Und das Kölner Gürzenich-Orchester hatte einiges drauf: Ein sehr kraftvoller und runder, zugleich "knackiger" Ensembleklang - sehr präzise in den Tutti-Passagen, vor allem im vierten Satz, der mit seinen zahlreichen, oft völlig abrupten Wechseln von Motiven, Tempi und Klangfarben und der fast allgegenwärtigen Dominanz eines alles vorantreibenden Rhythmus stilistisch schon weit voraus ins 20. Jahrhundert weist!

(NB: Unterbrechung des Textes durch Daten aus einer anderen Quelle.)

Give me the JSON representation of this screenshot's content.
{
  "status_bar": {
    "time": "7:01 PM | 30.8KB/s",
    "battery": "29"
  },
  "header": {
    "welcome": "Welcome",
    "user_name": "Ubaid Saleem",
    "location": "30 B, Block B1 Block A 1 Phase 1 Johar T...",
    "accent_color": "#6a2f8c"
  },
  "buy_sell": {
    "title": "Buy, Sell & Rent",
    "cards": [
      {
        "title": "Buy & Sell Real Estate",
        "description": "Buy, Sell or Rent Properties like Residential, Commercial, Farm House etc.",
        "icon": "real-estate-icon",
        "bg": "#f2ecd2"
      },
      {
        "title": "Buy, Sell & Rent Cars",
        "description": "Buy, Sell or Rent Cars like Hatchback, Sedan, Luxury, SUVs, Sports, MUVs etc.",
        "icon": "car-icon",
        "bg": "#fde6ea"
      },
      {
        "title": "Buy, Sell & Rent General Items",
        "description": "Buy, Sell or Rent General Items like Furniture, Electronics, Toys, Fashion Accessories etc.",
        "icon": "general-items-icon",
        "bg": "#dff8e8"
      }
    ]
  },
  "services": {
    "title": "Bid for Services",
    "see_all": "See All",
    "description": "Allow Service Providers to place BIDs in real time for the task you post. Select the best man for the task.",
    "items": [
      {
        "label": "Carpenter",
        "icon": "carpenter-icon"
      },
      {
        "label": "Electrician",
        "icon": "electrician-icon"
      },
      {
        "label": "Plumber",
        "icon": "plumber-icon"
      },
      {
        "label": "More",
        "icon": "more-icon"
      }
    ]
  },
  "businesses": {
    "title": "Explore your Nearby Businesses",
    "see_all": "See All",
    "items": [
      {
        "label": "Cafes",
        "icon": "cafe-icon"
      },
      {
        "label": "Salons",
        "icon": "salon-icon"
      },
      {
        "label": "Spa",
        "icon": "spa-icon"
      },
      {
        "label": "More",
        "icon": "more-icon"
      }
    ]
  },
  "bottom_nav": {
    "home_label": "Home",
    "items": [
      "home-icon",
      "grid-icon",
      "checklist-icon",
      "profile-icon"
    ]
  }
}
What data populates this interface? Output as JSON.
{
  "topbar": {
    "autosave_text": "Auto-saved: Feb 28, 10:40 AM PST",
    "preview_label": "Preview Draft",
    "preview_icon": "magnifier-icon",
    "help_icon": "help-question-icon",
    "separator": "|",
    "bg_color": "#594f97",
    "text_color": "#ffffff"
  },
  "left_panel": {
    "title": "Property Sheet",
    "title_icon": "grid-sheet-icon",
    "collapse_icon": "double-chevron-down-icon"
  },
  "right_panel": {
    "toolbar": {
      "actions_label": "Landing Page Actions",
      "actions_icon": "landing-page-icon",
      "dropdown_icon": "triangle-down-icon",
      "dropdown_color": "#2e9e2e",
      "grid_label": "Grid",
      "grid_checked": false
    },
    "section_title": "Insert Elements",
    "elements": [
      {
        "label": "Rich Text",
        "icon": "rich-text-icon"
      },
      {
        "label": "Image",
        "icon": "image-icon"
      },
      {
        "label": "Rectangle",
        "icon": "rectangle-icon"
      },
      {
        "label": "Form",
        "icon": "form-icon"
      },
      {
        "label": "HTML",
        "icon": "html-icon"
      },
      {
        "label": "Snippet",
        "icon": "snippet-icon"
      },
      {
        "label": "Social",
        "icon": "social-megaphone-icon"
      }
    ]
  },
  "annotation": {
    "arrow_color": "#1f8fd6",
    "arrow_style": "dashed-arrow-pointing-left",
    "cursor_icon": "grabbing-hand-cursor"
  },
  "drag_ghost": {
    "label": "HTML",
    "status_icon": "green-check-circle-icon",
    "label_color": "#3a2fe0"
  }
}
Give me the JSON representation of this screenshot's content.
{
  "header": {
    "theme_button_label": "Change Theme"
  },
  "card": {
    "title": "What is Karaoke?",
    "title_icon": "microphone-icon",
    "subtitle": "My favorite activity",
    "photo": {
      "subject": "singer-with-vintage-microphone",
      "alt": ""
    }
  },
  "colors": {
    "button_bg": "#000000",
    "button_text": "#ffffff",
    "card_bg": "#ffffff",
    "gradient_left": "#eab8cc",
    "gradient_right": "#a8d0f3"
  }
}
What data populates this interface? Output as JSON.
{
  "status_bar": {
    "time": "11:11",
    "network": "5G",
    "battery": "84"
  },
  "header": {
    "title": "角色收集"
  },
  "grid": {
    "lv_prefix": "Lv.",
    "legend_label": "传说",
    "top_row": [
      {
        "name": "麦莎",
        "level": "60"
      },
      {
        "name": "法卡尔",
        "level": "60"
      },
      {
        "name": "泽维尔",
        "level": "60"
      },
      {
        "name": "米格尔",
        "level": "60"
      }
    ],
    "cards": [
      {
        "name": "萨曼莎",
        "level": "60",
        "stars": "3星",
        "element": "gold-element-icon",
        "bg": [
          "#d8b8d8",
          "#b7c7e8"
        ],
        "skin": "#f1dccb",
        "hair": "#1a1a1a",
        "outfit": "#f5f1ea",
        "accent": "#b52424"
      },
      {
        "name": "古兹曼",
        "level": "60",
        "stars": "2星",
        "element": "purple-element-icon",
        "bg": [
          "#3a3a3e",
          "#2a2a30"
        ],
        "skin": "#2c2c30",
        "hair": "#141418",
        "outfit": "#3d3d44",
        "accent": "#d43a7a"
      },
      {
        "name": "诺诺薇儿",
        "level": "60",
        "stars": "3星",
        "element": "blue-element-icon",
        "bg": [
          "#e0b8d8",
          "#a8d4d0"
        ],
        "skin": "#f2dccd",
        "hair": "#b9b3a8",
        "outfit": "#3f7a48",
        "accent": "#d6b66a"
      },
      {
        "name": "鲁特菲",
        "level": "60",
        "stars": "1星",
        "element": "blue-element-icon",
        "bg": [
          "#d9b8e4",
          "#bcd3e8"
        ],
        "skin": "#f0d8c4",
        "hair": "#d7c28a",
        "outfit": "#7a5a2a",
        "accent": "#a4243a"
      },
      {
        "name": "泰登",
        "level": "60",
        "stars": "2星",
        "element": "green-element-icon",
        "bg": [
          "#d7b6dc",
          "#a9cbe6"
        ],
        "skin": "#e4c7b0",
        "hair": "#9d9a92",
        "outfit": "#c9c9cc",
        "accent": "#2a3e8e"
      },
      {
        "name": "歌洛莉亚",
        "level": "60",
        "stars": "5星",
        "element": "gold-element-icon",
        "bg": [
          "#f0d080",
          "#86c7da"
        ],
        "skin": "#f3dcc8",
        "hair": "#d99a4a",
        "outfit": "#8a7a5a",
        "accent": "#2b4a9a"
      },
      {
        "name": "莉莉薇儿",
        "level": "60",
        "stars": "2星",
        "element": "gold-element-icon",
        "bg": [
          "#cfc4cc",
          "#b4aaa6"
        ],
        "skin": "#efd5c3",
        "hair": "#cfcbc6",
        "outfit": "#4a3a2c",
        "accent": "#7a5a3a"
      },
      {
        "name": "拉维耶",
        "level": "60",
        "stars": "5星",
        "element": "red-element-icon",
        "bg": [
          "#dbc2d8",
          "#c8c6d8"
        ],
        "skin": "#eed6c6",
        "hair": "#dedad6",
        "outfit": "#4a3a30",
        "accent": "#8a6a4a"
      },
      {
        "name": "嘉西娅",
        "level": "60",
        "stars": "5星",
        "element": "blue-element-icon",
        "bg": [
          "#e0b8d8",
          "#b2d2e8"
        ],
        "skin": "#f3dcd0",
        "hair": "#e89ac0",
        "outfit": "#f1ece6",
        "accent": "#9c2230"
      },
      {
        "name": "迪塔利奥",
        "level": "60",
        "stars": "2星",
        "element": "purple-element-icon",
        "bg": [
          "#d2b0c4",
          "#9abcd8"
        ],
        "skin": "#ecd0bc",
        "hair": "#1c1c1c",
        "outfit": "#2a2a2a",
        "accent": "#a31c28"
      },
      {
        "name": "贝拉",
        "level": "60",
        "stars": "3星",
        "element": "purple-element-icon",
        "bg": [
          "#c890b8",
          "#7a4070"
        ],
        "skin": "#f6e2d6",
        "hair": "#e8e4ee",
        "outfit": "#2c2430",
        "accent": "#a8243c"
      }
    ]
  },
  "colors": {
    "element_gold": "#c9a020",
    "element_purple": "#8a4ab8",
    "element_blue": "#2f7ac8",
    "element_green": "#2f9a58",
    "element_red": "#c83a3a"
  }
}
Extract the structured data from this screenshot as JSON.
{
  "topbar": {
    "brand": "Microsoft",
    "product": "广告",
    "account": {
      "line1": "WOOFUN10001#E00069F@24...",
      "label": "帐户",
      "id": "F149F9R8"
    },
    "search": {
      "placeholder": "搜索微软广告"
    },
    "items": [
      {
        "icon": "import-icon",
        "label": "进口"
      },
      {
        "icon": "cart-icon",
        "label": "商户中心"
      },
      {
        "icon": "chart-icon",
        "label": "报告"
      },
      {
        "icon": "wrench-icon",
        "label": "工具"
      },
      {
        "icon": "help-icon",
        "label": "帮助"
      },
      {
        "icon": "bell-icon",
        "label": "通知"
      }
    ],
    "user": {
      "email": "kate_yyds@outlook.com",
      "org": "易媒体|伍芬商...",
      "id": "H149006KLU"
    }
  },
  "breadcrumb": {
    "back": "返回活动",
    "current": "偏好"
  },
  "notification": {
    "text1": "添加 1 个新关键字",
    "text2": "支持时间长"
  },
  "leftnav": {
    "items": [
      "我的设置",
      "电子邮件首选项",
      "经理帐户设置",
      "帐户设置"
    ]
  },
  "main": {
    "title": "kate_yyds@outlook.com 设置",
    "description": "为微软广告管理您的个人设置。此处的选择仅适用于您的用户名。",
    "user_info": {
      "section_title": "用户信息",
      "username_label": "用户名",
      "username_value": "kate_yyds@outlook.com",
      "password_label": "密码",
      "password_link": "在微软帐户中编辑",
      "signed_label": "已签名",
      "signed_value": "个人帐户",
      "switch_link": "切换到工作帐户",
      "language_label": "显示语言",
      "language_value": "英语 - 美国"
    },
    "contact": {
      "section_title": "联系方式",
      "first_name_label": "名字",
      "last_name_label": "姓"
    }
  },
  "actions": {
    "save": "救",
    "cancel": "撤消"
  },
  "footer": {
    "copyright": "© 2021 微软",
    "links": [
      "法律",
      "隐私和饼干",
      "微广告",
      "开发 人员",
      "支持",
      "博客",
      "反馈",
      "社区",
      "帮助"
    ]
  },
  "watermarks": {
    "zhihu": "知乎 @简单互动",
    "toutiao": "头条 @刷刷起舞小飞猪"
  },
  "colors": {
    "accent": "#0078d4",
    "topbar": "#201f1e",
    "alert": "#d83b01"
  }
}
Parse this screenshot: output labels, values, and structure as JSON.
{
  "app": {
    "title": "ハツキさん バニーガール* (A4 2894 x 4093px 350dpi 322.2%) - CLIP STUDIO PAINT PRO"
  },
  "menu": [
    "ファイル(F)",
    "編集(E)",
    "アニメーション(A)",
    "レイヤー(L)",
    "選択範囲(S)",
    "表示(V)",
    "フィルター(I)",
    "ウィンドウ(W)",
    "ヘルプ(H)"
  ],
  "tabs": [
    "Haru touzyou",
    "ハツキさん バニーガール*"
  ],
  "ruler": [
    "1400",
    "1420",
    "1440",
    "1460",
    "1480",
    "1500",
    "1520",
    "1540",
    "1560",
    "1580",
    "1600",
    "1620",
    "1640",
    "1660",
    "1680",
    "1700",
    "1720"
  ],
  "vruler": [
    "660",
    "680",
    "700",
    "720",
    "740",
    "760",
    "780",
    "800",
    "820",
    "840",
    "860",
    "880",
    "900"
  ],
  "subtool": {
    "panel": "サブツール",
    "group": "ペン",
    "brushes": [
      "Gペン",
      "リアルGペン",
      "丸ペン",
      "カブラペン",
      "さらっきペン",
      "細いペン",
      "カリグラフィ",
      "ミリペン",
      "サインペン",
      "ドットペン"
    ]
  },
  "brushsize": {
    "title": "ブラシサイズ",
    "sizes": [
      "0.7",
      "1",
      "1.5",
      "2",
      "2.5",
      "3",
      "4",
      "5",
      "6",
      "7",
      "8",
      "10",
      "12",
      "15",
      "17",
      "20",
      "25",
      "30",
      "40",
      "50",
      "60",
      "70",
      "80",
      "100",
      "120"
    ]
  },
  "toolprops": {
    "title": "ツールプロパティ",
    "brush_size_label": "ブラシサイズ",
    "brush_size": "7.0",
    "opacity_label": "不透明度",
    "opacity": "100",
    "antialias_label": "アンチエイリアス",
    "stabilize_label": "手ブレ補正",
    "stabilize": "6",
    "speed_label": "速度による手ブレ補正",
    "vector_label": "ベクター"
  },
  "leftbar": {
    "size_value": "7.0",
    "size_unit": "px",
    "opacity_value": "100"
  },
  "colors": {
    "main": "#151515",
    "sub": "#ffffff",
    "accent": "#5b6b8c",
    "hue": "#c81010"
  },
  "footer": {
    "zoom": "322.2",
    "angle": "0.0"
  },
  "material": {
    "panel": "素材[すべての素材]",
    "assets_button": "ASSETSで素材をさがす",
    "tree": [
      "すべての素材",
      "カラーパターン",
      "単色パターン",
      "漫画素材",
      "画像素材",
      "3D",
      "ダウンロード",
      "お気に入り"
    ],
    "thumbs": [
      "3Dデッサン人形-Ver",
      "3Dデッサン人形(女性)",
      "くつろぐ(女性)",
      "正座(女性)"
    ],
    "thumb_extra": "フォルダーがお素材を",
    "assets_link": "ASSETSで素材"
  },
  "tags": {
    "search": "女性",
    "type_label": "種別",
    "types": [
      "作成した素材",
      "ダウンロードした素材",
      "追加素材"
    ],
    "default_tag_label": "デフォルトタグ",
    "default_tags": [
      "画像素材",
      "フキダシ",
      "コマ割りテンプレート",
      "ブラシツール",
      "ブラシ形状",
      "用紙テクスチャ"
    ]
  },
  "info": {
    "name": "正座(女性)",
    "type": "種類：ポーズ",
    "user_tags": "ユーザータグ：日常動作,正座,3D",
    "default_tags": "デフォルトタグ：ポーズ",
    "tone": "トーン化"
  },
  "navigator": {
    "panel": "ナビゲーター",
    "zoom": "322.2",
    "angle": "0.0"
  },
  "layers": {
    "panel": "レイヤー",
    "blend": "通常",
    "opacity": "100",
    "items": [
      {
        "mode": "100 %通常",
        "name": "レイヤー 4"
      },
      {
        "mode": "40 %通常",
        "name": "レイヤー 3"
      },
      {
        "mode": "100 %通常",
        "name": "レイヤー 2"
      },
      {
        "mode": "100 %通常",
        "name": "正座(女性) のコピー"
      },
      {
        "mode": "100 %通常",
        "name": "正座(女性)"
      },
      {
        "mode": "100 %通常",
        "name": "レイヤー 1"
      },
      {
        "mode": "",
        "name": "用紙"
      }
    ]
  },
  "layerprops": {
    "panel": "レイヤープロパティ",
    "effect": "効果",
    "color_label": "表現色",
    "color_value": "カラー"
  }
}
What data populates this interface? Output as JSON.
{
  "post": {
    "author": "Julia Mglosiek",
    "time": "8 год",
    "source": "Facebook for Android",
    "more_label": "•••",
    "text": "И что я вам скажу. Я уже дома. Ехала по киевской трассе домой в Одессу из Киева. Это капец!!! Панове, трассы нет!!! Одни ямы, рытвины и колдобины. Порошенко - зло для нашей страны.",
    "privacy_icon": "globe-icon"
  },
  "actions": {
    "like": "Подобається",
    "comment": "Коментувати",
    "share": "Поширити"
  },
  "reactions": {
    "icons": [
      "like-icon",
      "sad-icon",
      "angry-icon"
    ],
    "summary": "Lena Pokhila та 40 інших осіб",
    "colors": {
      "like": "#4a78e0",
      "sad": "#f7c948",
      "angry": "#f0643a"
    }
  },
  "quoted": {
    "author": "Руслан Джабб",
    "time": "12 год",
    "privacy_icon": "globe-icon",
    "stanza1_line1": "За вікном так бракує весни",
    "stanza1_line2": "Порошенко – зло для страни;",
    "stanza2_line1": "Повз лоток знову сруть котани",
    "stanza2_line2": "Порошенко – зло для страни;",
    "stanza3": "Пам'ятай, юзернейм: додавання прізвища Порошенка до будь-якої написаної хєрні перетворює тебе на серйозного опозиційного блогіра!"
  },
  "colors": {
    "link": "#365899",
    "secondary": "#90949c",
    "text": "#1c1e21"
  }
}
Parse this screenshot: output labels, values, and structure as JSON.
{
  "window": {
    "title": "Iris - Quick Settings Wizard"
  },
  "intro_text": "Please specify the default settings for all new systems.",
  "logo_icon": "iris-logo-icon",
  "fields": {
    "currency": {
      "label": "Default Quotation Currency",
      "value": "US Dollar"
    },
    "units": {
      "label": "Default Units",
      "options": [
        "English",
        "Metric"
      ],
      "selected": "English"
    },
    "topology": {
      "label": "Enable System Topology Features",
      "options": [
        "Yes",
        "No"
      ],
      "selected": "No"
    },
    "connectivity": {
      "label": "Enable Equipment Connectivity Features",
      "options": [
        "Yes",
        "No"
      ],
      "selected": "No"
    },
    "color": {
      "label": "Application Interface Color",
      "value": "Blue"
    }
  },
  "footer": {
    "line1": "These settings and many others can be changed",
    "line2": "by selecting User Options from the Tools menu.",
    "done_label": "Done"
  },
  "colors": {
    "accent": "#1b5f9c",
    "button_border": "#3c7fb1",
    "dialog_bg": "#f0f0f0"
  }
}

Außerdem bietet diese Suite so ziemlich allen Instrumenten und Instrumentengruppen des Orchesters anspruchs- und wirkungsvolle Solostellen, sei es für die Blechbläser oder Solo-Fagott, -Oboe, -Klarinette, -Cello, etc. Von den stets wiederkehrenden Soli für die erste Violine (zumeist in aparter, exotisch-orientalisch wirkender Begleitung der Harfe) ganz zu schweigen! Eine dankbare Herausforderung für jeden Konzertmeister - in diesem Fall souverän gemeistert vom fabelhaften Torsten Janicke. Alles in allem also eine wirklich mitreißende und begeisternde Leistung des gesamten Ensembles unter dem Dirigat eines sich hier sichtlich in seinem Element befindlichen Emmanuel Krivine - an mehreren Stellen bekam man wirklich Gänsehaut und das ging sichtlich nicht nur mir so! Es hat sich wieder einmal wirklich gelohnt!